The widows of the slain police officers testified in favor of the law last week, while several people with mental illness spoke against it.

State Representative Joni Marie Gutierrez, a Democrat and the chief sponsor of the bill, said it would provide another tool to help the severely mentally ill.

"A lot of families have been keeping this under wraps and trying to take care of loved ones on their own," Ms. Gutierrez said. "They don't have the legal means to petition the court for treatment."

Sherri Pabich, who said she had sought treatment for a mentally ill acquaintance for 13 years, said the law would help because "a lot of mentally ill people do not realize they are sick and won't seek treatment on their own."

Officials estimate that up to 100 people a year would get treatment under the law. People who defy the court order could be committed to a state hospital.

But opponents said New Mexico already had an underfinanced mental health treatment system that could frustrate even those who sought treatment voluntarily.

"There already are long waits for treatment here," said Sarah Couch, an Albuquerque woman who has bipolar disorder. Ms. Couch and others want more financing for voluntary mental health programs, rather than the threat of court action.

Both sides have been conscious of history; more than 30 years ago, states moved away from warehousing the mentally ill in large institutions that earned a reputation for abuse and shoddy care.

A wave of patients' rights laws made it difficult to commit people against their will or force them to take medication, and proponents of a new law here have been careful to assert that the vast majority of mentally ill are not violent and will not face court orders.

Both sides have offered competing studies on the effectiveness of the approach, with a New York State report last year getting particular attention.

Reviewing information from case managers from 1999 to 2004, the New York Office of Mental Health said people ordered into treatment under the law committed fewer crimes and were less likely to end up homeless or in psychiatric hospitals or harm themselves or others.

A little over one-third of the 10,000 cases referred to court, most of them in New York City, resulted in forced outpatient treatment, according to the report, which Gov. George E. Pataki cited in declaring Kendra's law a success.

But Harvey Rosenthal, executive director of the New York Association of Psychiatric Rehabilitation Services, flew to New Mexico this week to dispute the state report's findings.

Mr. Rosenthal cited a report by a legal advocacy group, New York Lawyers for the Public Interest, which asserted that blacks were five times as likely as whites to face court orders. In addition, he said, counties have unevenly applied the law, skewing the results of the study.

"New York's law is not the model it is made out to be," he said.

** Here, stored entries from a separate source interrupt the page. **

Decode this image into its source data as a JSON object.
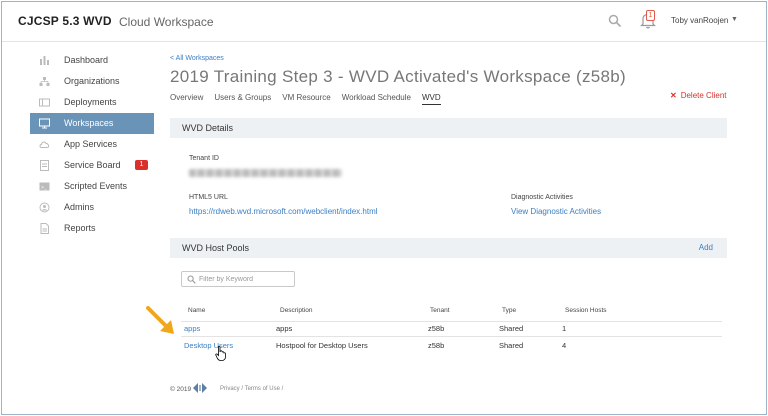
{
  "app": {
    "brand": "CJCSP 5.3 WVD",
    "subtitle": "Cloud Workspace"
  },
  "header": {
    "notification_count": "1",
    "user_name": "Toby vanRoojen",
    "user_caret": "▼"
  },
  "sidebar": {
    "items": [
      {
        "label": "Dashboard",
        "icon": "dashboard-icon"
      },
      {
        "label": "Organizations",
        "icon": "org-icon"
      },
      {
        "label": "Deployments",
        "icon": "deployments-icon"
      },
      {
        "label": "Workspaces",
        "icon": "monitor-icon",
        "active": true
      },
      {
        "label": "App Services",
        "icon": "cloud-icon"
      },
      {
        "label": "Service Board",
        "icon": "board-icon",
        "badge": "1"
      },
      {
        "label": "Scripted Events",
        "icon": "script-icon"
      },
      {
        "label": "Admins",
        "icon": "admin-icon"
      },
      {
        "label": "Reports",
        "icon": "report-icon"
      }
    ]
  },
  "main": {
    "breadcrumb": "< All Workspaces",
    "title": "2019 Training Step 3 - WVD Activated's Workspace (z58b)",
    "tabs": [
      "Overview",
      "Users & Groups",
      "VM Resource",
      "Workload Schedule",
      "WVD"
    ],
    "active_tab": "WVD",
    "delete_label": "Delete Client",
    "delete_symbol": "✕"
  },
  "wvd_details": {
    "heading": "WVD Details",
    "tenant_id_label": "Tenant ID",
    "html5_label": "HTML5 URL",
    "html5_url": "https://rdweb.wvd.microsoft.com/webclient/index.html",
    "diag_label": "Diagnostic Activities",
    "diag_link": "View Diagnostic Activities"
  },
  "host_pools": {
    "heading": "WVD Host Pools",
    "add_label": "Add",
    "filter_placeholder": "Filter by Keyword",
    "columns": [
      "Name",
      "Description",
      "Tenant",
      "Type",
      "Session Hosts"
    ],
    "rows": [
      {
        "name": "apps",
        "description": "apps",
        "tenant": "z58b",
        "type": "Shared",
        "session_hosts": "1"
      },
      {
        "name": "Desktop Users",
        "description": "Hostpool for Desktop Users",
        "tenant": "z58b",
        "type": "Shared",
        "session_hosts": "4"
      }
    ]
  },
  "footer": {
    "copyright": "© 2019",
    "links": "Privacy  /  Terms of Use  /"
  },
  "colors": {
    "accent": "#3a7fc4",
    "active_nav": "#6a93b8",
    "danger": "#d9302c",
    "annotation_arrow": "#f0a71c"
  }
}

In recent years, opponents of the laws have scored victories in New Jersey and Connecticut, which considered laws for involuntary outpatient commitment but did not approve them and are among the eight states without them.

In addition to New Mexico, the others are Maine, Massachusetts, Maryland, Tennessee and Nevada, Ms. Zdanowicz said.

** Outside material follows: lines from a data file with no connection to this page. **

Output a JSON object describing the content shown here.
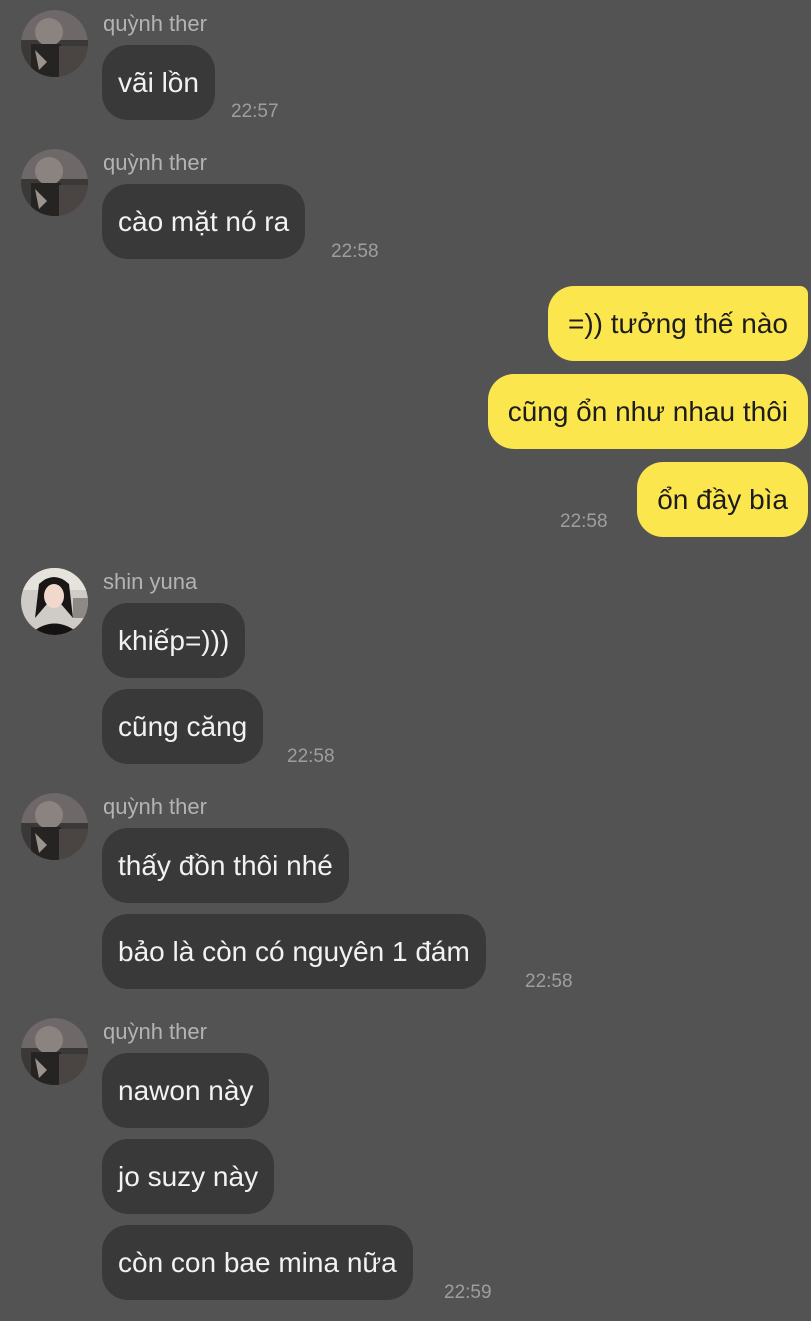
{
  "colors": {
    "background": "#545354",
    "incoming_bubble": "#3a393a",
    "outgoing_bubble": "#fbe64d",
    "sender_name": "#b4b3b4",
    "timestamp": "#9f9e9f"
  },
  "messages": {
    "g1": {
      "sender": "quỳnh ther",
      "avatar": "user-avatar-quynh-ther",
      "bubbles": [
        "vãi lồn"
      ],
      "time": "22:57"
    },
    "g2": {
      "sender": "quỳnh ther",
      "avatar": "user-avatar-quynh-ther",
      "bubbles": [
        "cào mặt nó ra"
      ],
      "time": "22:58"
    },
    "g3": {
      "sender": "",
      "outgoing": true,
      "bubbles": [
        "=)) tưởng thế nào",
        "cũng ổn như nhau thôi",
        "ổn đầy bìa"
      ],
      "time": "22:58"
    },
    "g4": {
      "sender": "shin yuna",
      "avatar": "user-avatar-shin-yuna",
      "bubbles": [
        "khiếp=)))",
        "cũng căng"
      ],
      "time": "22:58"
    },
    "g5": {
      "sender": "quỳnh ther",
      "avatar": "user-avatar-quynh-ther",
      "bubbles": [
        "thấy đồn thôi nhé",
        "bảo là còn có nguyên 1 đám"
      ],
      "time": "22:58"
    },
    "g6": {
      "sender": "quỳnh ther",
      "avatar": "user-avatar-quynh-ther",
      "bubbles": [
        "nawon này",
        "jo suzy này",
        "còn con bae mina nữa"
      ],
      "time": "22:59"
    }
  }
}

The bill's fate here is uncertain, but it has support from influential politicians like Mr. Richardson, a Democrat, and Senator Pete V. Domenici, a Republican who has been an advocate for mental health causes across the nation.

Mr. Richardson's advisers had argued against the proposal, but his health secretary said she now supported it because legislators agreed to provide about $2 million for outpatient programs.

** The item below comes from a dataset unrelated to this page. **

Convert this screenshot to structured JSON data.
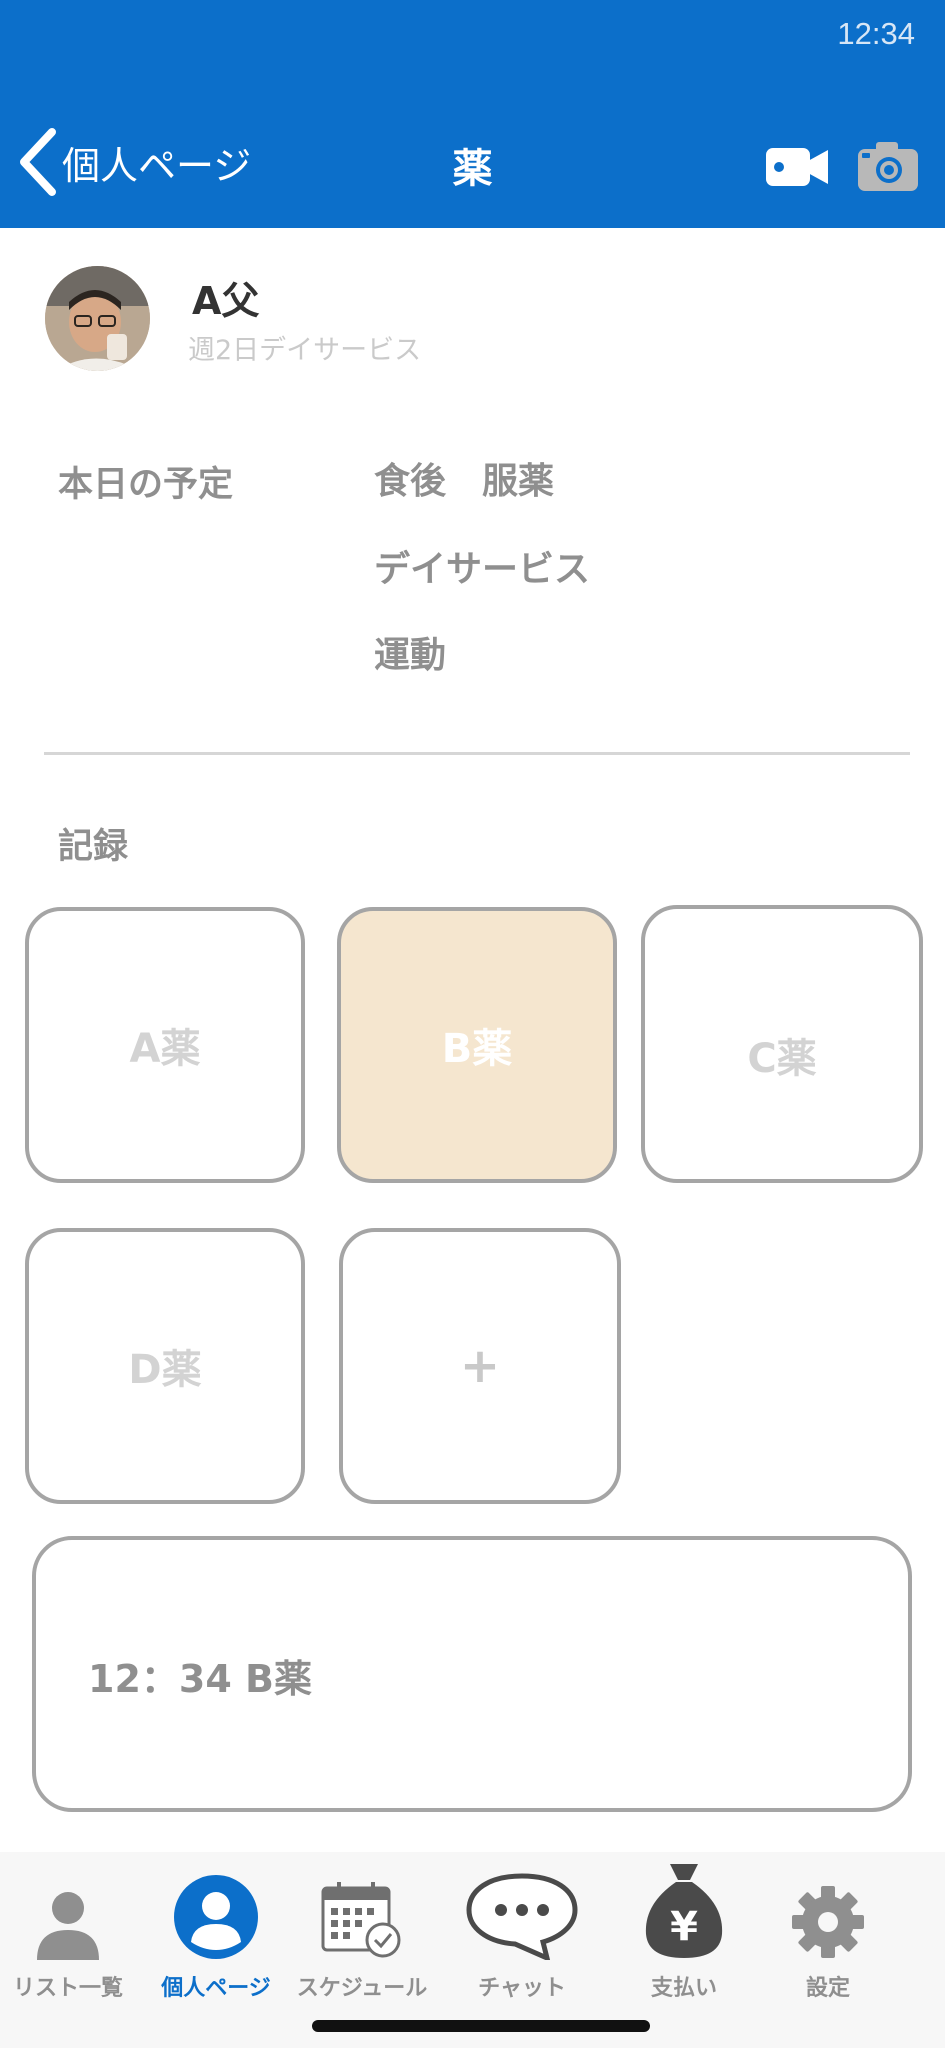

Representative Gutierrez said lawmakers were considering setting a two- or four-year limit for the law, which could then be renewed after a review.

Ms. Gutierrez said the state would still face challenges in providing treatment for people forced into treatment. New Mexico has a shortage of doctors and mental health professionals, she said, and the state's rural nature often means patients have long drives to few clinics.

State officials are trying to recruit more professionals and, in a move watched by other states, recently consolidated the work of 15 public agencies to enhance and more efficiently deliver mental health and substance abuse services.

"We are working towards doing better every day," Ms. Gutierrez said. "This bill is part of it."